Most of these young people have the “humanitarian syndrome”. They become interested in the Middle East after seeing news about the deaths of women and children in Syria. Researching the subject brings them into contact with extremists and they lose their ability to make a logical interpretation of the issue. Instead of keeping a distance from the terrorists, they join them. As the Internet has no frontiers, the terrorists find supporters in all countries. One in every four is a foreigner. The group has become more flexible in order to increase its power of attraction. The Islamic State does not require the new member to know the Koran by heart but proposes teaching it along with military techniques. Islamic sharia law is gradually applied to the newcomers.

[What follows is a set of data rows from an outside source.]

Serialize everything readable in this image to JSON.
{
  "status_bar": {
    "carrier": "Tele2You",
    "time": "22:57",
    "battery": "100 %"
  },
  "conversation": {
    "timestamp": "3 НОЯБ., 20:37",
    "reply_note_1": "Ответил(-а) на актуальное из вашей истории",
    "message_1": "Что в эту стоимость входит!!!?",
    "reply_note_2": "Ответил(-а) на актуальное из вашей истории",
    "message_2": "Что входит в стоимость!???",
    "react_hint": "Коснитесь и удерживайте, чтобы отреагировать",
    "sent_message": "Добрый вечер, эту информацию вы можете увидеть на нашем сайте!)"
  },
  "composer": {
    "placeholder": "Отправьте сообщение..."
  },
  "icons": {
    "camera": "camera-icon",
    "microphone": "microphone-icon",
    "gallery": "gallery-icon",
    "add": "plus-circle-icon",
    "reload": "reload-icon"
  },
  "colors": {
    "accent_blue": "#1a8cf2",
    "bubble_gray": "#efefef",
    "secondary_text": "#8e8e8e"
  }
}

“This was the most international place I have ever been in my life. I saw Americans, Chinese and Koreans. I heard people talking Portuguese but I didn´t know whether they were Brazilians,” said Foad el Bathy, 37, who made two trips to Syria to try and rescue his 16-year-old sister, Nora, this year. Nora joined the Nusra Front which is linked to Al Qaeda. In the half an hour he spent with her, he saw that she was thin and pale and they cried a lot. Foad asked if she wanted to go back. Nora hit her head against the wall, repeating: “I can´t, I can´t”. He believes they had threatened to kill him if she accepted his offer to leave. Nora fled her home in Avignon in the south of France in January. She liked to watch the Disney Channel and American series and went out with her friends to the shopping mall. Now she speaks with the family in rare telephone calls. Nora cannot return but another 200 who have regretted making their trips have managed to do so. The most dangerous, however, are those who returned and have not repented and could commit attacks in Europe. Politicians in France and the UK began discussing this year the possibility of retaining the passports of jihadists to prevent them going to the epicenter of the terror. “It is very complicated to do something like that. Nobody can be imprisoned in a democracy for having radical ideas. Retaining a passport without concrete proof or limiting access to information is difficult,” said Italian political scientist Lorenzo Vidino from the University of Zurich.